PAUL GAUGUIN


 

 

El parisino Eugène Henri Paul Gauguin (1848-1903) se formó como pintor bajo la tutela del maestro Camille Pissarro (1830-1903), de quien asimiló una interpretación del Impresionismo en clave pastoral, escenas campesinas imbuidas del sueño de una humanidad reconciliada con la naturaleza. Este sentimiento pastoral inspiraría a Gauguin el comienzo de su larga búsqueda de lo primitivo.

En el entorno de Pissarro, conoció además a Paul Cézanne (1839-1906), cuyas innovaciones pictóricas (simplificación geométrica de planos y volúmenes, composición tectónica, reducción de la profundidad espacial, pincelada constructiva, etcétera) dejarían profundas huellas en su obra; en él admiraba ante todo el hallazgo de un método para superar el Impresionismo.

La obra de Paul Gauguin en Martinica constituye un punto de inflexión en la forja de su nuevo estilo pictórico. Figuras y paisaje se integran, el arabesco lineal de los caminos y de las ramas de los árboles, con sus curvas sinuosas, delatan un proceso más profundo de feminización y erotización del paisaje.

Si la impronta de Pissarro y luego de Cézanne condiciona la evolución del paisaje de Gauguin, en su recreación de la figura humana será determinante el ejemplo de Edgar Degas (1834-1917), el pintor que no teme desobedecer a la naturaleza y someter la anatomía a todas las distorsiones necesarias. De él asimila la concepción de la figura en movimiento y sus recursos para crear un espacio pictórico complejo y, sobre, todo el motivo de la danza como modelo de composición rítmica. Las grandes composiciones de figuras de Gauguin, hasta el año 1888, se refieren a dos temas típicamente degasianos: el baño y la danza.

 

 

Recibiría también inspiración de pintores más jóvenes, caso del Cloisonismo, estilo forjado entre 1887 y 1888 por Louis Anquetin y Émile Bernard, inspirado en las estampas japonesas y en las antiguas vidrieras y esmaltes, y que se convertiría en el catalizador de los experimentos más avanzados de Gauguin. El Cloisonismo le permitió una nueva organización de la superficie pictórica mediante áreas de color planas y un dibujo simplificado.

En consonancia con las preocupaciones espirituales del fin del siglo, Paul Gauguin demuestra un nuevo interés por el arte religioso.

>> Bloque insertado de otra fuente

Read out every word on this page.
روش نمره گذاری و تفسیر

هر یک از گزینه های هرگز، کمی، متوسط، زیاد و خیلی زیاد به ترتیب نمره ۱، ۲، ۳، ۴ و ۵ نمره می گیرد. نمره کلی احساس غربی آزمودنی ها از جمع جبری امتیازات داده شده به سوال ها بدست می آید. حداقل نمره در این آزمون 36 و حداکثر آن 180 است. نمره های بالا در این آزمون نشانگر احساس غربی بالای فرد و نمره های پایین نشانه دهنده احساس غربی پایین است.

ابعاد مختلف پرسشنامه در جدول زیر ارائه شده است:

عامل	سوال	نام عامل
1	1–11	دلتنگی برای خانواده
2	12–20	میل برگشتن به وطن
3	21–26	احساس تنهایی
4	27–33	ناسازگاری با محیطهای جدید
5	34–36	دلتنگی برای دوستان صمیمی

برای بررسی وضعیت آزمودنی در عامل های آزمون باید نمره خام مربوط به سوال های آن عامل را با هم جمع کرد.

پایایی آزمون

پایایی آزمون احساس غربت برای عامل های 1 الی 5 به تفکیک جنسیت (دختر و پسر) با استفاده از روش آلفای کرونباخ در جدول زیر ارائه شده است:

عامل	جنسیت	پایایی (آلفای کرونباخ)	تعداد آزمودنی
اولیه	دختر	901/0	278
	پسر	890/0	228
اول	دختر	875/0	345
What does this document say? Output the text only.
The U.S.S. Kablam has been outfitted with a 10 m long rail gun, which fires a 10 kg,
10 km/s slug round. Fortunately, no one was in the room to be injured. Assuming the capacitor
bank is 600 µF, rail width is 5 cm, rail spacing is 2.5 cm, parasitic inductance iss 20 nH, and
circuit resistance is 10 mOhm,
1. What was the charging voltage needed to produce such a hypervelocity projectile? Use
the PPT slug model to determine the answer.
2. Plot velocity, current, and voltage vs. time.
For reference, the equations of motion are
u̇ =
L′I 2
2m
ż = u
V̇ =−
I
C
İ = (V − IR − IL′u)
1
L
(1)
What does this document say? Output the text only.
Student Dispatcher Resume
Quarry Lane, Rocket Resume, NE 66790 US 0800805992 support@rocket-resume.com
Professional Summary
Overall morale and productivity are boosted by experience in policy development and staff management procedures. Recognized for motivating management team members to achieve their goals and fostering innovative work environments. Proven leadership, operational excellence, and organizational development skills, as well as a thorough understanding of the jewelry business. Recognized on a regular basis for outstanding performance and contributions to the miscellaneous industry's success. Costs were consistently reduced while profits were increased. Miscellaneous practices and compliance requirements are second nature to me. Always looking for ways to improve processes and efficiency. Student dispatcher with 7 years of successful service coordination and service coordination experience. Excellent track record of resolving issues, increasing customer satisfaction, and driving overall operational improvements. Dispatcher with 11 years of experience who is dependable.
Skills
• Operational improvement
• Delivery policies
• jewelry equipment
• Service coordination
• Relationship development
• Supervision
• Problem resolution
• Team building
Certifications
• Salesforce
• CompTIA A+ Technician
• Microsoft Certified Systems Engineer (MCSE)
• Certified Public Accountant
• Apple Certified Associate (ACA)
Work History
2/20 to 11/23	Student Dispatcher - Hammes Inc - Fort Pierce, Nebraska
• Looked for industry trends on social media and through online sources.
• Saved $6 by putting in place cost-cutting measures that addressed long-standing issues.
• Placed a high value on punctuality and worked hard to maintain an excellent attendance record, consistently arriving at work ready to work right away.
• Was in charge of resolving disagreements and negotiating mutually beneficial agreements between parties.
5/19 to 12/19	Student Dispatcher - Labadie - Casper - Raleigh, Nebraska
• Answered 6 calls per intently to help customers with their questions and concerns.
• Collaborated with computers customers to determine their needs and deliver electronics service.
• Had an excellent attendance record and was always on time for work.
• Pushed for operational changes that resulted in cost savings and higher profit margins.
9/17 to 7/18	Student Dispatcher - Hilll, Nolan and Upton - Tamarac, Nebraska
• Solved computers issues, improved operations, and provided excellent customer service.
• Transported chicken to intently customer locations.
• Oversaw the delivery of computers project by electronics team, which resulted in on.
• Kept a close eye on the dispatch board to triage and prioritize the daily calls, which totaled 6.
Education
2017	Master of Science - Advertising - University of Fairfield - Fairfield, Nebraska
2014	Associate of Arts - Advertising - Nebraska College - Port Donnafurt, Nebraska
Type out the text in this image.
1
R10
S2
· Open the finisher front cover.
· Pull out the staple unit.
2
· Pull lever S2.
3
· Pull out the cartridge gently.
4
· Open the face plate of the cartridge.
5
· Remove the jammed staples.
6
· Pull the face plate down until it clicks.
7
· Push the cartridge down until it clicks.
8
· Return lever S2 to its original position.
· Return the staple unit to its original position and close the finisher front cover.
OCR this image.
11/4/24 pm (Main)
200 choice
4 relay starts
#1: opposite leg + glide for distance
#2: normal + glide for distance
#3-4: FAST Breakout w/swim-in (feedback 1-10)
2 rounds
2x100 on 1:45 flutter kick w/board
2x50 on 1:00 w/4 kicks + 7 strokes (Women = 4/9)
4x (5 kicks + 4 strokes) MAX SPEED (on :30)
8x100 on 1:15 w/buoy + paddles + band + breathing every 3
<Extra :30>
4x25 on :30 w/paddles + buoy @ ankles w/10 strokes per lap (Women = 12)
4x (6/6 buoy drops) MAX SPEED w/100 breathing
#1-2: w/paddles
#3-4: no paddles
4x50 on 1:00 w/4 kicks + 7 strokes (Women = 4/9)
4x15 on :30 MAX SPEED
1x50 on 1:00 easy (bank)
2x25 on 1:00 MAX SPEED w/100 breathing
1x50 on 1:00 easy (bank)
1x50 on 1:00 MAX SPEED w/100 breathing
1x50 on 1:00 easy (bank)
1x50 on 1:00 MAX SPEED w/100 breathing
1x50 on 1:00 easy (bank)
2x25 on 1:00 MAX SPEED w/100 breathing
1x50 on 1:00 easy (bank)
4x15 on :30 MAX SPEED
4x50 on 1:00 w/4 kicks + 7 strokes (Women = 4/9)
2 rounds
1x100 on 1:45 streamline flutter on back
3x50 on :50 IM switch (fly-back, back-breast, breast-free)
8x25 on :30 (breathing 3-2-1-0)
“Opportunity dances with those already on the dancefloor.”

Aspiraba a rescatarlo del sentimentalismo crónico y devolver a sus efigies (empezando por la del Cristo Crucificado) una eficacia de iconos, como si fueran fetiches. Pretendía sustituir la “imagen de devoción” de la piedad moderna por una arcaica “imagen de culto”. La imagen de culto le sirve, en fin, a nuestro artista para forjar una peculiar mitología del artista en sus innumerables autorretratos.

El retrato simbólico fue una de las preocupaciones comunes con Vincent Van Gogh (1853-1890) y, sin duda, el terreno favorito de confrontación y de diálogo entre los dos pintores, antes, durante y después de su tormentoso periodo de convivencia en Arles. La mujer, protagonista absoluta de la obra de Gauguin, cobra un papel singular en las visiones y símbolos de lo sobrenatural. Si el mundo masculino aparece como escenario de la hegemonía de la razón positivista, en el ámbito femenino se revela el poder irracional de lo sagrado. 

A partir del año 1900 la impronta de Gauguin se deja sentir en algunos artistas españoles que trabajan en París, ante todo Picasso. Hasta la difusión del cubismo, el sintetismo gauguiniano fue, para los artistas españoles más avanzados, la clave para descifrar todo el postimpresionismo francés, incluida la obra de Cézanne.